Anyway; the newest crop of Big Bozza's Big Gestures™: Defence spending up; figures are moot but very large and projects include a centre dedicated to Artificial Intelligence, a National Cyberforce(!) [don't we already have GCHQ et al?] and obviously just to match the Trumpster, an RAF Space Command [makes me come over all nostalgic for Dan Dare (Google it): after all we've already got the Mekon personified in Classic Dom], with our first satellite-bearing rocket taking off from Scotland(!) in 2022. Let's face it, given the way he's pissing off our Celtic brethren, I hope he's not holding his breath on that one.
Next up is half a billion dollars-worth of taxpayers' money being invested in a speculative buyout of a failing blue-sky project called OneWeb: low earth orbit satellites for internet provision [or so they say]. The other half of the cash is being provided by Sunil Mittal, with the government holding a golden share in the project. Next: Covid contracts. Serco has already been mentioned in despatches, along with too many others, including Deloitte, who so far have netted some £60.8M in funding from the government for various 'services and supply', as yet with no actual legally-binding contract having been signed; despite the company having no relevant skills, NHS data links or any remotely appropriate experience in the field.

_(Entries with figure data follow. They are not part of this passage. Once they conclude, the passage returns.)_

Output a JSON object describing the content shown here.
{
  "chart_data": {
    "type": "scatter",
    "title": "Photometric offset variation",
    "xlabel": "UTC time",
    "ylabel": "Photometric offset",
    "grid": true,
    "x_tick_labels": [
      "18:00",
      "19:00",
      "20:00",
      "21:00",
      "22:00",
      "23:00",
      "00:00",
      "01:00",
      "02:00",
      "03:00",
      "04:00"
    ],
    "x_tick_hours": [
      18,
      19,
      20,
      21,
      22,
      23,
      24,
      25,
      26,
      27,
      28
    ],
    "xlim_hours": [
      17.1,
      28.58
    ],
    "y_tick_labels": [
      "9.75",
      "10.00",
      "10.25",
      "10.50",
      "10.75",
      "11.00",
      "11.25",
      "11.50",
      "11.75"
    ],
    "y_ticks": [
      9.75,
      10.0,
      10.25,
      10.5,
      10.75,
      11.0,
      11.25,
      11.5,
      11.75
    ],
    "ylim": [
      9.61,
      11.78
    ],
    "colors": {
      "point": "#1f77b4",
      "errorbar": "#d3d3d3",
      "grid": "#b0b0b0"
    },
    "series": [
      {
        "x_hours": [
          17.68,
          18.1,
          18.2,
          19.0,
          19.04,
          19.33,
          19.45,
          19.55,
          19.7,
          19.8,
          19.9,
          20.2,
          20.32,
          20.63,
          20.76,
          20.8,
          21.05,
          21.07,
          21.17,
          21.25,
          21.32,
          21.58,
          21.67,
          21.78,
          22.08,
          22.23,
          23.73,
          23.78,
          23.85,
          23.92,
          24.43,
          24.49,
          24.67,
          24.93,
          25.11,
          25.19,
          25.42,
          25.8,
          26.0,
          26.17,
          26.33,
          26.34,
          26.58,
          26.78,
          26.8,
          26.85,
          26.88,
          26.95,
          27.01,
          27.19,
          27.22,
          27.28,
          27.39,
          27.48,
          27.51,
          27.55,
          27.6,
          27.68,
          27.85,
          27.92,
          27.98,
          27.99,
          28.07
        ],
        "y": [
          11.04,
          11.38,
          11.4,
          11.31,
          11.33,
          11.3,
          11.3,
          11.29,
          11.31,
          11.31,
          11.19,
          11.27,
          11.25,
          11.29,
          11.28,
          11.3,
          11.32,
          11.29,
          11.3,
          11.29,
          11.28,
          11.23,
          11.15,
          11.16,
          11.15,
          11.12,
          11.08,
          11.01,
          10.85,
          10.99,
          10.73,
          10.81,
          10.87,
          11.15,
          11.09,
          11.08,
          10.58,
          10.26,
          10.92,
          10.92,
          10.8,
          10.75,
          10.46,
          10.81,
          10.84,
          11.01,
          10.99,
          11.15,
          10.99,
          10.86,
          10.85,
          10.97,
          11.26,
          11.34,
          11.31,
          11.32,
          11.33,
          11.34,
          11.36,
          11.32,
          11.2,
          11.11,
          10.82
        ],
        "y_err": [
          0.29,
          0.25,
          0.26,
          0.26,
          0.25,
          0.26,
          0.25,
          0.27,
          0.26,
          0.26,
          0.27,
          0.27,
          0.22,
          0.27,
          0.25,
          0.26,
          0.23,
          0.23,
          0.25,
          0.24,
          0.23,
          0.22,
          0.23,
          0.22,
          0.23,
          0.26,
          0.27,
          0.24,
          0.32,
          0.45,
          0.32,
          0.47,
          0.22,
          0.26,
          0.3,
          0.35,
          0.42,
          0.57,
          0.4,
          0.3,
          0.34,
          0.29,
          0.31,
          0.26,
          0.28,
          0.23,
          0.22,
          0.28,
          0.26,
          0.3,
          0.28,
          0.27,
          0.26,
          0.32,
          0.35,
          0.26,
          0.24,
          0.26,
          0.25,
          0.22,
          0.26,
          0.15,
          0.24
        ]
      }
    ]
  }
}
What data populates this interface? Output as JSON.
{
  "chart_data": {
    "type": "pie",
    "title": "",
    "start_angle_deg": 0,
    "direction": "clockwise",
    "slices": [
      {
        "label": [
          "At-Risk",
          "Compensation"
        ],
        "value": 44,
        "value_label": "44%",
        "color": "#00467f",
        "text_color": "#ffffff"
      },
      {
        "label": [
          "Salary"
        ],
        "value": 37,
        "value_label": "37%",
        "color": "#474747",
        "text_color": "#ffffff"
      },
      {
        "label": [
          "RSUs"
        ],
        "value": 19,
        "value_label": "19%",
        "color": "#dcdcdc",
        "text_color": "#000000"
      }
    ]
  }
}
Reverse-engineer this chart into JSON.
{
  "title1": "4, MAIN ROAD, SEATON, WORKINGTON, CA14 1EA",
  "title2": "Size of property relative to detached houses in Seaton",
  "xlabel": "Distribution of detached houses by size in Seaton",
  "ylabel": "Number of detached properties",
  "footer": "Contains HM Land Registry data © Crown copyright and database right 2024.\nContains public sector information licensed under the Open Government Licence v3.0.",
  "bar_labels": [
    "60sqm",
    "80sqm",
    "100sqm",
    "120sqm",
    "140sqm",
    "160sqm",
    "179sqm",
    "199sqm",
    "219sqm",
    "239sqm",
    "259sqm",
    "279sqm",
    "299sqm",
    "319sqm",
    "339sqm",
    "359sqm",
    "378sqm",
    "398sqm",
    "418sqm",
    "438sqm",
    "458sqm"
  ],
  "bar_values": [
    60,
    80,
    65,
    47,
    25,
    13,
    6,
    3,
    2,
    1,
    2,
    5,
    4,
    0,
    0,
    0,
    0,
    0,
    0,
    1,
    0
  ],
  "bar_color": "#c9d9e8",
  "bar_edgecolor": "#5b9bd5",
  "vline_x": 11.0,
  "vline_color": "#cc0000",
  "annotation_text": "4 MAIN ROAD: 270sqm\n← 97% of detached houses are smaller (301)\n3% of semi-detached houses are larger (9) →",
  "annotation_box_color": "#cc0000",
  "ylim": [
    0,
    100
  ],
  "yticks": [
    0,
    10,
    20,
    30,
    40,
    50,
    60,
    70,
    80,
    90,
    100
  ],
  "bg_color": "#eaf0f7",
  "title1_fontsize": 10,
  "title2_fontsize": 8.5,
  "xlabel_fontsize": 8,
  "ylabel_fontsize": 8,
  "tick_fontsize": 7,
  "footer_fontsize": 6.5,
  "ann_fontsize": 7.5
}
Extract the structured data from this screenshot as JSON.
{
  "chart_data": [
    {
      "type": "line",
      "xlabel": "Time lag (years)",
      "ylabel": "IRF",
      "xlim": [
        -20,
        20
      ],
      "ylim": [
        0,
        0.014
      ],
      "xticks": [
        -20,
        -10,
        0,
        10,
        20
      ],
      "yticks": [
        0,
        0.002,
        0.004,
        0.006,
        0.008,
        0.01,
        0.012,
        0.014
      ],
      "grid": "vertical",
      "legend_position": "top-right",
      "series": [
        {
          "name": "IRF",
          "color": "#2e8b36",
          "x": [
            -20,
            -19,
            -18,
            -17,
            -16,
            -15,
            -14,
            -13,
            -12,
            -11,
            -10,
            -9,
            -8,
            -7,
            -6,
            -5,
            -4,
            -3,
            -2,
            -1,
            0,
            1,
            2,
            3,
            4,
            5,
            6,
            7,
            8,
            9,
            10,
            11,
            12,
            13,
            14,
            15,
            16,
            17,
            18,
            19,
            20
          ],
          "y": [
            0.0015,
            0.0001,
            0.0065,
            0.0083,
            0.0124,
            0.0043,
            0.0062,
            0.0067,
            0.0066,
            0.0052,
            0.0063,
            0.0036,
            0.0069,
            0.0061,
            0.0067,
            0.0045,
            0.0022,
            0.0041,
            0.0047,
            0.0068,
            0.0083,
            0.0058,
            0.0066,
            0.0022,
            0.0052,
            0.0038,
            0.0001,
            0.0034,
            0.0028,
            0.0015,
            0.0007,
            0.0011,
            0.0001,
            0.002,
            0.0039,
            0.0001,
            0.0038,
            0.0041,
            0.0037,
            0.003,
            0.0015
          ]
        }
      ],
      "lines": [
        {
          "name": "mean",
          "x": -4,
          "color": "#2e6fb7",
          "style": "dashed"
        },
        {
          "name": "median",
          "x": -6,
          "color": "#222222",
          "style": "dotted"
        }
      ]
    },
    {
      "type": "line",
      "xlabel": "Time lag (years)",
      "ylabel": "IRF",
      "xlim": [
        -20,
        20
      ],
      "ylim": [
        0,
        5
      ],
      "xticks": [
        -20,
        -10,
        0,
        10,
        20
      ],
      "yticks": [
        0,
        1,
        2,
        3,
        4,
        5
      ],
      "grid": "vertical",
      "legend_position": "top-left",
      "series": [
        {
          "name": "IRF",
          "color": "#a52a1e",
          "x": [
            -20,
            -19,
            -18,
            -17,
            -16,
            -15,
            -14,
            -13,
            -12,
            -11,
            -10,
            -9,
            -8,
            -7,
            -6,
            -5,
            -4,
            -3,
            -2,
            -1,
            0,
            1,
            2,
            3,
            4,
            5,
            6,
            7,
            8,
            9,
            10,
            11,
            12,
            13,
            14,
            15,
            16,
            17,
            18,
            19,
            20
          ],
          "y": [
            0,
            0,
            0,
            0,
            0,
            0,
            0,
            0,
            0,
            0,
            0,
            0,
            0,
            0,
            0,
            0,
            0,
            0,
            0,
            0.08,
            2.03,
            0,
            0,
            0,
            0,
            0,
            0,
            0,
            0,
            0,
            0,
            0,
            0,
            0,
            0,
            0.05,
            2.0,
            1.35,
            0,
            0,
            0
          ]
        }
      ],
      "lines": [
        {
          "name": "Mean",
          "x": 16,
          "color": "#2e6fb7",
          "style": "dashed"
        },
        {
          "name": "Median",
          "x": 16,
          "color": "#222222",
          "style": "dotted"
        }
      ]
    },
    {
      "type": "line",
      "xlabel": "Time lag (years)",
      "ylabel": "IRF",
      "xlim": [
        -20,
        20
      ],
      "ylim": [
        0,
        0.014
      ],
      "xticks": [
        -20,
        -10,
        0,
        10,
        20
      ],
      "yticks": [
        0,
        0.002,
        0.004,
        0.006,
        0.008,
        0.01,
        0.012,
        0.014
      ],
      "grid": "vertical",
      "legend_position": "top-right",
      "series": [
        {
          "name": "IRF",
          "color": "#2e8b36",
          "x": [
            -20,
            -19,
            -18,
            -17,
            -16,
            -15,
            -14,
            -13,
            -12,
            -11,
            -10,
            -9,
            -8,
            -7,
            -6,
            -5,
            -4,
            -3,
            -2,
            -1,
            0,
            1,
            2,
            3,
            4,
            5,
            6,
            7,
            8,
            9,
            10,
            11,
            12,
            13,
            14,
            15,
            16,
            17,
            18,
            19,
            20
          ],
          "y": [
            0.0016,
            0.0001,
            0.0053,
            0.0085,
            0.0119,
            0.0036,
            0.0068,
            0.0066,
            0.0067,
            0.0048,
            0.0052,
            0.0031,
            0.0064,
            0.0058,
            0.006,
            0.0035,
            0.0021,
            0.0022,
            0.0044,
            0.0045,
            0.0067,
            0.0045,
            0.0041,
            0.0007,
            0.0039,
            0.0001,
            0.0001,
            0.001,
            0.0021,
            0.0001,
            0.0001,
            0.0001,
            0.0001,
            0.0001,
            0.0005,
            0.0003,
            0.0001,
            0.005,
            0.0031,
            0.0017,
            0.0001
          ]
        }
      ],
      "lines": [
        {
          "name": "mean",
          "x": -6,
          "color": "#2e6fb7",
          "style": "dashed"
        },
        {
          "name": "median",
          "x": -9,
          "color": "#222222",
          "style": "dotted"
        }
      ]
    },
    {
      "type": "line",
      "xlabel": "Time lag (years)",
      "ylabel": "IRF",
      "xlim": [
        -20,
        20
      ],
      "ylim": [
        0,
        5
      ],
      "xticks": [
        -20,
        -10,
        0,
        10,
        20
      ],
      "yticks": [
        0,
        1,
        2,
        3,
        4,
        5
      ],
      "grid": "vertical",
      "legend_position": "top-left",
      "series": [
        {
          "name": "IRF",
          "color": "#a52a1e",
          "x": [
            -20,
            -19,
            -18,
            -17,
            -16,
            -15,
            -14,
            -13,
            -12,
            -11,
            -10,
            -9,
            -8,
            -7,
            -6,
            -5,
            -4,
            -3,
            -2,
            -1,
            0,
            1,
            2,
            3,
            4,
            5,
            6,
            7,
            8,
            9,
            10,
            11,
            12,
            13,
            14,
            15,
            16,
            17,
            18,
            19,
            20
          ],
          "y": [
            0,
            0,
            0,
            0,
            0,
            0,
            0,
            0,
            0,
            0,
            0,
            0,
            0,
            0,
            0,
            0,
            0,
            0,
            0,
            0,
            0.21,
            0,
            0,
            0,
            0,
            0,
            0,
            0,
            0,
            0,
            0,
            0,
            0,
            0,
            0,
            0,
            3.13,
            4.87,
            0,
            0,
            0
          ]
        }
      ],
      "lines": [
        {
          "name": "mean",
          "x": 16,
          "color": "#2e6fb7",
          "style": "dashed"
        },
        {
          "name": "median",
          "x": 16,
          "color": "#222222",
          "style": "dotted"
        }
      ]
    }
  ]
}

All of this at a time when the public sector [albeit not including the NHS - small mercies] are being put under the financial cosh. Meanwhile, the cogs are turning on a 'radical reshaping' of the NHS itself; almost certainly a further shift towards feeding the maw of the corporate private sector.
Johnson's cabal of lickspittles are meanwhile protected from the vagaries of the real world by his stranglehold of a majority; his defiance of his own advisors to lose any of his cohort to due process is starting to resemble something very unpleasant indeed. The only solace we can draw from all of this is that another pale-haired wannabe 'King of the World' has recently discovered to his cost that his vaulting ambition and lack of any grip on truth or reality were thankfully called out by his hard done by public. We can only hope that the same happens on this side of the pond. We need rid of this foul shambles of a government before too much longer. The interests of far too many people are at stake to allow this cancer to remain un-excised.